4
votes

I am trying to create an external table in hive via hue on AWS EMR

CREATE EXTERNAL TABLE IF NOT EXISTS urls (
  id STRING,
  `date` TIMESTAMP,
  url STRING,
  expandedUrl STRING,
  domain STRING
) 
PARTITIONED BY (`year` INT, `month` INT, `day` INT)
STORED AS PARQUET LOCATION 's3://data/processed/urls/'
  • I have created and EMR cluster (emr-5.4.0) using the AWS console.
  • Logged into Hue
  • Run the above SQL

In the Metastore Manager I get the following error:

Cannot access: s3://data/processed/urls/. Note: you are a Hue admin but not a HDFS superuser, "hdfs" or part of HDFS supergroup, "hadoop".

[Errno 22] Unknown scheme s3, available schemes: ['hdfs']

I also can't see s3 under the File Manager. I can access s3 from the master node using the CLI tools.

Are there any config options I am missing from the cluster creation?

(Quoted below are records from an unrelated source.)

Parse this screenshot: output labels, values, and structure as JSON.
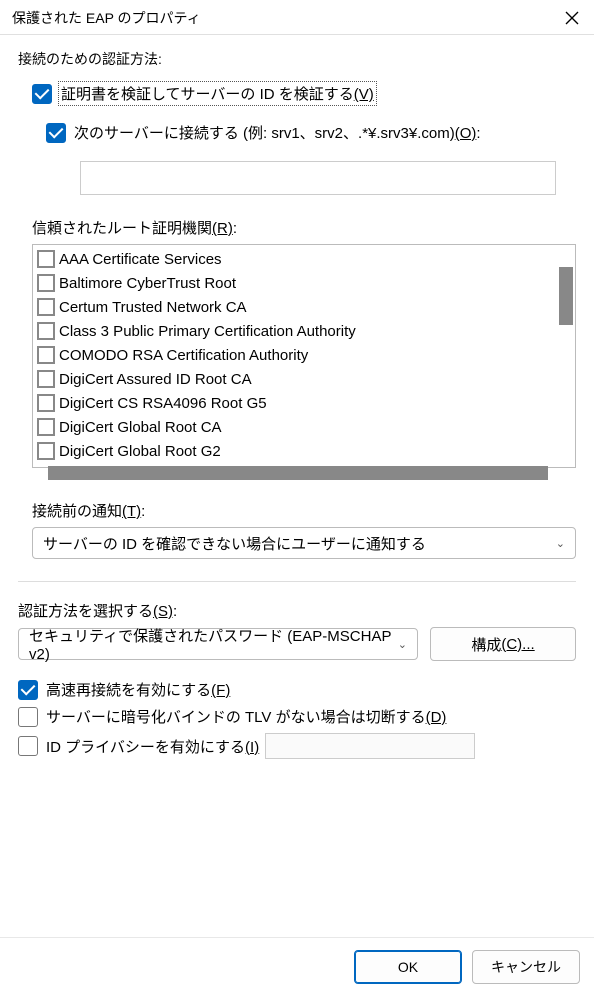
{
  "title": "保護された EAP のプロパティ",
  "section_auth_method": "接続のための認証方法:",
  "verify_server": {
    "checked": true,
    "label": "証明書を検証してサーバーの ID を検証する",
    "accel": "(V)"
  },
  "connect_servers": {
    "checked": true,
    "label": "次のサーバーに接続する (例: srv1、srv2、.*¥.srv3¥.com)",
    "accel": "(O)",
    "value": ""
  },
  "trusted_ca": {
    "label": "信頼されたルート証明機関",
    "accel": "(R)",
    "items": [
      "AAA Certificate Services",
      "Baltimore CyberTrust Root",
      "Certum Trusted Network CA",
      "Class 3 Public Primary Certification Authority",
      "COMODO RSA Certification Authority",
      "DigiCert Assured ID Root CA",
      "DigiCert CS RSA4096 Root G5",
      "DigiCert Global Root CA",
      "DigiCert Global Root G2"
    ]
  },
  "pre_notify": {
    "label": "接続前の通知",
    "accel": "(T)",
    "value": "サーバーの ID を確認できない場合にユーザーに通知する"
  },
  "auth_select": {
    "label": "認証方法を選択する",
    "accel": "(S)",
    "value": "セキュリティで保護されたパスワード (EAP-MSCHAP v2)",
    "configure": "構成",
    "configure_accel": "(C)..."
  },
  "options": {
    "fast_reconnect": {
      "checked": true,
      "label": "高速再接続を有効にする",
      "accel": "(F)"
    },
    "disconnect_no_tlv": {
      "checked": false,
      "label": "サーバーに暗号化バインドの TLV がない場合は切断する",
      "accel": "(D)"
    },
    "id_privacy": {
      "checked": false,
      "label": "ID プライバシーを有効にする",
      "accel": "(I)",
      "value": ""
    }
  },
  "buttons": {
    "ok": "OK",
    "cancel": "キャンセル"
  }
}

Do I need to give the Hue user additional permissions?

UPDATE

I have tried creating an hdfs user and a new database, as franklinsijo suggested.

I now get the same error on the database:

Cannot access: s3://data/processed.

[Errno 22] Unknown scheme s3, available schemes: ['hdfs']

When the "create database" SQL is run from the hive CLI I get "Access Denied" I am using EMR_DefaultRole which has both AmazonElasticMapReduceRole and AmazonS3FullAccess

UPDATE 2

I have worked through the issue with help from franklinsijo

  • I can create databases and tables on s3 from both the hive cli and the hue.
  • I can read and write data from the tables
  • I can't see S3 Browser as detailed in http://gethue.com/introducing-s3-support-in-hue/
  • I can't access the table via 'Metastore Manager -> Database -> Table -> STATS -> Location'. I still get [Errno 22]
1

1 Answers

2
votes

[Errno 22] Unknown scheme s3, available schemes: ['hdfs']

This is because Hive's default database location is set as HDFS (Refer here). Create a new Hive database with S3 location.

CREATE DATABASE database_name LOCATION 'S3://Bucket/Key';

Then create tables in this newly created database.

Cannot access: s3://data/processed/urls/. Note: you are a Hue admin but not a HDFS superuser, "hdfs" or part of HDFS supergroup, "hadoop".

Create a new Hue user named hdfs with Superuser status in Hue UI. Login as hdfs user to execute queries.